Retour en mars 2020. La France est confinée. Après deux semaines d’arrêt total et de sidération générale, l’activité reprend dans le BTP, avec des protocoles sanitaires drastiques.
« Notre filière s’est globalement bien adaptée, se souvient Martine Laruaz, PDG du Groupe Isore, expert en réhabilitation complète des bâtiments, en construction ainsi qu’en technique d’isolation. Dans notre domaine, les fameuses premières lignes, nous étions quelque part un peu privilégiés car nous pouvions continuer de travailler, de sortir, de voir du monde, de socialiser ! »
La fracture numérique s’est creusée brutalement
Quant aux nouveaux usages induits par la distanciation sociale forcée, tout le monde s’y est mis. « Chez Isore, nous avions un petit temps d’avance, car notre transformation digitale était engagée depuis deux ans. Finalement, tout le monde s’est très vite adapté aux outils de téléconférence, et ce qui compte ce n’est pas l’outil en lui-même mais l’usage que l’on en fait ».
En revanche, comme dans d’autres secteurs mais peut-être plus qu’ailleurs, la fracture numérique s’est belle et bien creusée, brutalement, entre les trois grands corps de métiers que sont les compagnons, les chefs d’équipes et les employés des fonctions supports (administratifs, achats, bureaux d’études). Entre les équipes du terrain et celles des bureaux.
« Lors d’une première étude d’impact de ces nouvelles organisations sur la QVT, menée par des collègues mandatés, les travaux n’ont porté que sur la qualité de vie dans les bureaux, sans doute en raison du cercle constitué. Or, dans notre profession, nous devons aussi traiter la question de la qualité de vie au chantier ! C’est un vrai sujet. » Y compris d’ordre psychologique « car les ouvriers ont pu ressentir une forme d’isolement par rapport aux collègues qui avaient réussi à maintenir un lien avec un cercle de collègues plus large grâce au digital».

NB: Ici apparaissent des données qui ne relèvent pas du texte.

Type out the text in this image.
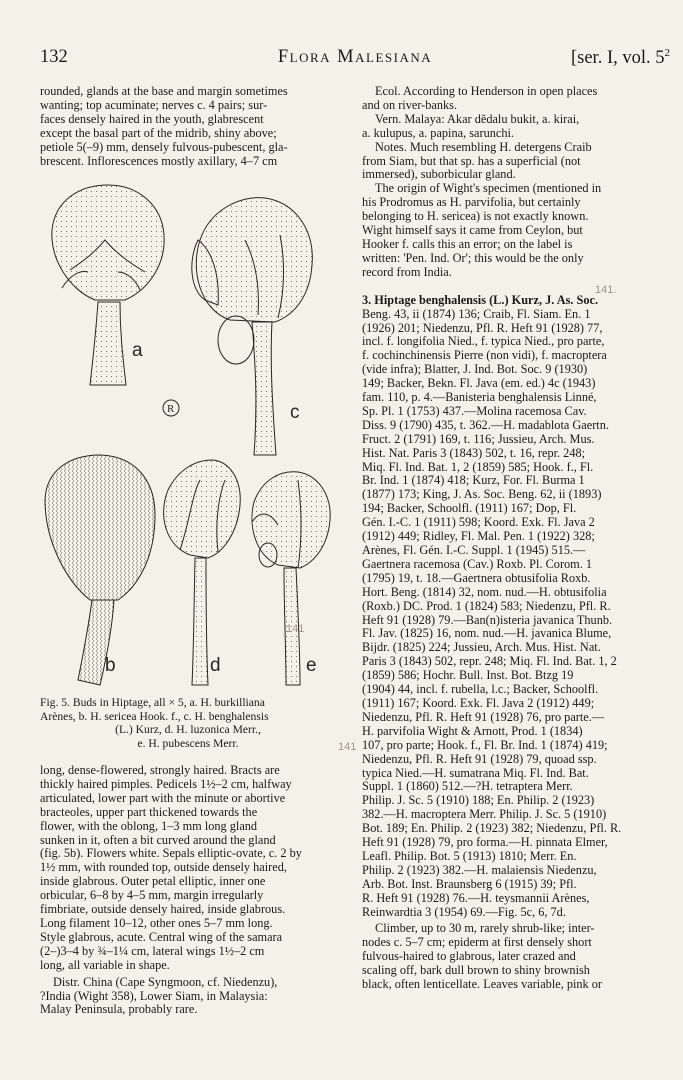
132	Flora Malesiana	[ser. I, vol. $5^2$
rounded, glands at the base and margin sometimes
wanting; top acuminate; nerves c. 4 pairs; sur-
faces densely haired in the youth, glabrescent
except the basal part of the midrib, shiny above;
petiole 5(–9) mm, densely fulvous-pubescent, gla-
brescent. Inflorescences mostly axillary, 4–7 cm
R
a
c
b	d	e
141
141
141.
Fig. 5. Buds in Hiptage, all × 5, a. H. burkilliana
Arènes, b. H. sericea Hook. f., c. H. benghalensis
(L.) Kurz, d. H. luzonica Merr.,
e. H. pubescens Merr.
long, dense-flowered, strongly haired. Bracts are
thickly haired pimples. Pedicels 1½–2 cm, halfway
articulated, lower part with the minute or abortive
bracteoles, upper part thickened towards the
flower, with the oblong, 1–3 mm long gland
sunken in it, often a bit curved around the gland
(fig. 5b). Flowers white. Sepals elliptic-ovate, c. 2 by
1½ mm, with rounded top, outside densely haired,
inside glabrous. Outer petal elliptic, inner one
orbicular, 6–8 by 4–5 mm, margin irregularly
fimbriate, outside densely haired, inside glabrous.
Long filament 10–12, other ones 5–7 mm long.
Style glabrous, acute. Central wing of the samara
(2–)3–4 by ¾–1¼ cm, lateral wings 1½–2 cm
long, all variable in shape.
Distr. China (Cape Syngmoon, cf. Niedenzu),
?India (Wight 358), Lower Siam, in Malaysia:
Malay Peninsula, probably rare.
Ecol. According to Henderson in open places
and on river-banks.
Vern. Malaya: Akar dĕdalu bukit, a. kirai,
a. kulupus, a. papina, sarunchi.
Notes. Much resembling H. detergens Craib
from Siam, but that sp. has a superficial (not
immersed), suborbicular gland.
The origin of Wight's specimen (mentioned in
his Prodromus as H. parvifolia, but certainly
belonging to H. sericea) is not exactly known.
Wight himself says it came from Ceylon, but
Hooker f. calls this an error; on the label is
written: 'Pen. Ind. Or'; this would be the only
record from India.
3. Hiptage benghalensis (L.) Kurz, J. As. Soc.
Beng. 43, ii (1874) 136; Craib, Fl. Siam. En. 1
(1926) 201; Niedenzu, Pfl. R. Heft 91 (1928) 77,
incl. f. longifolia Nied., f. typica Nied., pro parte,
f. cochinchinensis Pierre (non vidi), f. macroptera
(vide infra); Blatter, J. Ind. Bot. Soc. 9 (1930)
149; Backer, Bekn. Fl. Java (em. ed.) 4c (1943)
fam. 110, p. 4.—Banisteria benghalensis Linné,
Sp. Pl. 1 (1753) 437.—Molina racemosa Cav.
Diss. 9 (1790) 435, t. 362.—H. madablota Gaertn.
Fruct. 2 (1791) 169, t. 116; Jussieu, Arch. Mus.
Hist. Nat. Paris 3 (1843) 502, t. 16, repr. 248;
Miq. Fl. Ind. Bat. 1, 2 (1859) 585; Hook. f., Fl.
Br. Ind. 1 (1874) 418; Kurz, For. Fl. Burma 1
(1877) 173; King, J. As. Soc. Beng. 62, ii (1893)
194; Backer, Schoolfl. (1911) 167; Dop, Fl.
Gén. I.-C. 1 (1911) 598; Koord. Exk. Fl. Java 2
(1912) 449; Ridley, Fl. Mal. Pen. 1 (1922) 328;
Arènes, Fl. Gén. I.-C. Suppl. 1 (1945) 515.—
Gaertnera racemosa (Cav.) Roxb. Pl. Corom. 1
(1795) 19, t. 18.—Gaertnera obtusifolia Roxb.
Hort. Beng. (1814) 32, nom. nud.—H. obtusifolia
(Roxb.) DC. Prod. 1 (1824) 583; Niedenzu, Pfl. R.
Heft 91 (1928) 79.—Ban(n)isteria javanica Thunb.
Fl. Jav. (1825) 16, nom. nud.—H. javanica Blume,
Bijdr. (1825) 224; Jussieu, Arch. Mus. Hist. Nat.
Paris 3 (1843) 502, repr. 248; Miq. Fl. Ind. Bat. 1, 2
(1859) 586; Hochr. Bull. Inst. Bot. Btzg 19
(1904) 44, incl. f. rubella, l.c.; Backer, Schoolfl.
(1911) 167; Koord. Exk. Fl. Java 2 (1912) 449;
Niedenzu, Pfl. R. Heft 91 (1928) 76, pro parte.—
H. parvifolia Wight & Arnott, Prod. 1 (1834)
107, pro parte; Hook. f., Fl. Br. Ind. 1 (1874) 419;
Niedenzu, Pfl. R. Heft 91 (1928) 79, quoad ssp.
typica Nied.—H. sumatrana Miq. Fl. Ind. Bat.
Suppl. 1 (1860) 512.—?H. tetraptera Merr.
Philip. J. Sc. 5 (1910) 188; En. Philip. 2 (1923)
382.—H. macroptera Merr. Philip. J. Sc. 5 (1910)
Bot. 189; En. Philip. 2 (1923) 382; Niedenzu, Pfl. R.
Heft 91 (1928) 79, pro forma.—H. pinnata Elmer,
Leafl. Philip. Bot. 5 (1913) 1810; Merr. En.
Philip. 2 (1923) 382.—H. malaiensis Niedenzu,
Arb. Bot. Inst. Braunsberg 6 (1915) 39; Pfl.
R. Heft 91 (1928) 76.—H. teysmannii Arènes,
Reinwardtia 3 (1954) 69.—Fig. 5c, 6, 7d.
Climber, up to 30 m, rarely shrub-like; inter-
nodes c. 5–7 cm; epiderm at first densely short
fulvous-haired to glabrous, later crazed and
scaling off, bark dull brown to shiny brownish
black, often lenticellate. Leaves variable, pink or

Le réseau d’entreprise sauveur du lien social
Comme son cousin Teams, Yammer – le réseau social d’entreprise de Microsoft – a pris son envol dans bon nombre d’entreprises depuis un an. Pour des échanges informels, le partage des dernières actualités de services, l’échange de conseils pour traverser la crise… Là encore, rarement dotés d’une adresse mail d’entreprise, les compagnons ont pu se sentir exclus et certains l’ont exprimé. « Nous avons trouvé une solution alternative avec nos équipes RH pour que tout le monde puisse y avoir tout de même accès, quitte à assouplir les règles en utilisant une adresse personnelle. C’est aussi notre rôle de dirigeant que de mesurer le bénéfice/risques de ce genre de décisions ! »

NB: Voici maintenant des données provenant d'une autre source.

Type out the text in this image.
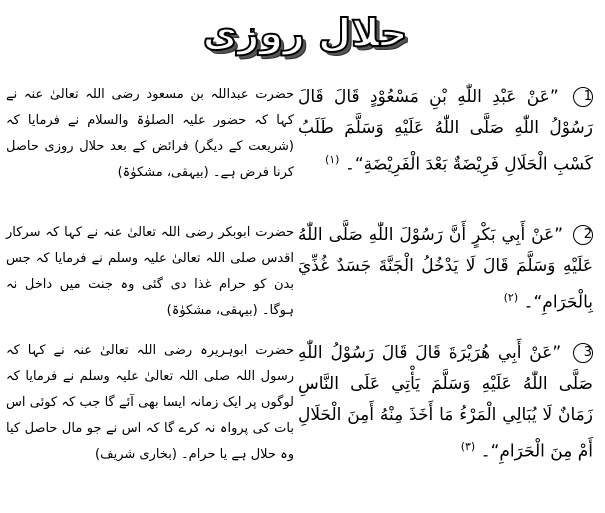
حلال روزی
1 ”عَنْ عَبْدِ اللّٰهِ بْنِ مَسْعُوْدٍ قَالَ قَالَ رَسُوْلُ اللّٰهِ صَلَّى اللّٰهُ عَلَيْهِ وَسَلَّمَ طَلَبُ كَسْبِ الْحَلَالِ فَرِيْضَةٌ بَعْدَ الْفَرِيْضَةِ“۔ $^{(۱)}$
حضرت عبداللہ بن مسعود رضی اللہ تعالیٰ عنہ نے کہا کہ حضور علیہ الصلوٰۃ والسلام نے فرمایا کہ (شریعت کے دیگر) فرائض کے بعد حلال روزی حاصل کرنا فرض ہے۔ (بیہقی، مشکوٰۃ)
2 ”عَنْ أَبِي بَكْرٍ أَنَّ رَسُوْلَ اللّٰهِ صَلَّى اللّٰهُ عَلَيْهِ وَسَلَّمَ قَالَ لَا يَدْخُلُ الْجَنَّةَ جَسَدٌ غُذِّيَ بِالْحَرَامِ“۔ $^{(۲)}$
حضرت ابوبکر رضی اللہ تعالیٰ عنہ نے کہا کہ سرکار اقدس صلی اللہ تعالیٰ علیہ وسلم نے فرمایا کہ جس بدن کو حرام غذا دی گئی وہ جنت میں داخل نہ ہوگا۔ (بیہقی، مشکوٰۃ)
3 ”عَنْ أَبِي هُرَيْرَةَ قَالَ قَالَ رَسُوْلُ اللّٰهِ صَلَّى اللّٰهُ عَلَيْهِ وَسَلَّمَ يَأْتِي عَلَى النَّاسِ زَمَانٌ لَا يُبَالِي الْمَرْءُ مَا أَخَذَ مِنْهُ أَمِنَ الْحَلَالِ أَمْ مِنَ الْحَرَامِ“۔ $^{(۳)}$
حضرت ابوہریرہ رضی اللہ تعالیٰ عنہ نے کہا کہ رسول اللہ صلی اللہ تعالیٰ علیہ وسلم نے فرمایا کہ لوگوں پر ایک زمانہ ایسا بھی آئے گا جب کہ کوئی اس بات کی پرواہ نہ کرے گا کہ اس نے جو مال حاصل کیا وہ حلال ہے یا حرام۔ (بخاری شریف)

Dans la liste des bénéfices secondaires, le distanciel pourrait bien avoir eu raison du traditionnel quart d’heure de retard ! « Les visios commencent toujours à l’heure et sont de plus en plus préparées par les équipes. » Les plus timides y ont aussi trouvé un nouvel espace de parole. « On a vu intervenir des collaborateurs qui étaient jusque-là plutôt très discrets. Le tchat permet de prendre plus facilement la parole.» Le distanciel permet également d’inclure des collaborateurs très éloignés les uns des autres. Avec son approche éco-responsable de la construction, le groupe Isore voit aussi d’un bon œil la diminution des déplacements et donc de ses émissions de carbone. « Nous prévoyons même de faire évoluer nos réunions de chantier réunissant tous les corps de métier en visio, avec une partie terrain sur place, bien sûr. Mais c’est désormais plus facilement envisageable car les habitudes sont prises. »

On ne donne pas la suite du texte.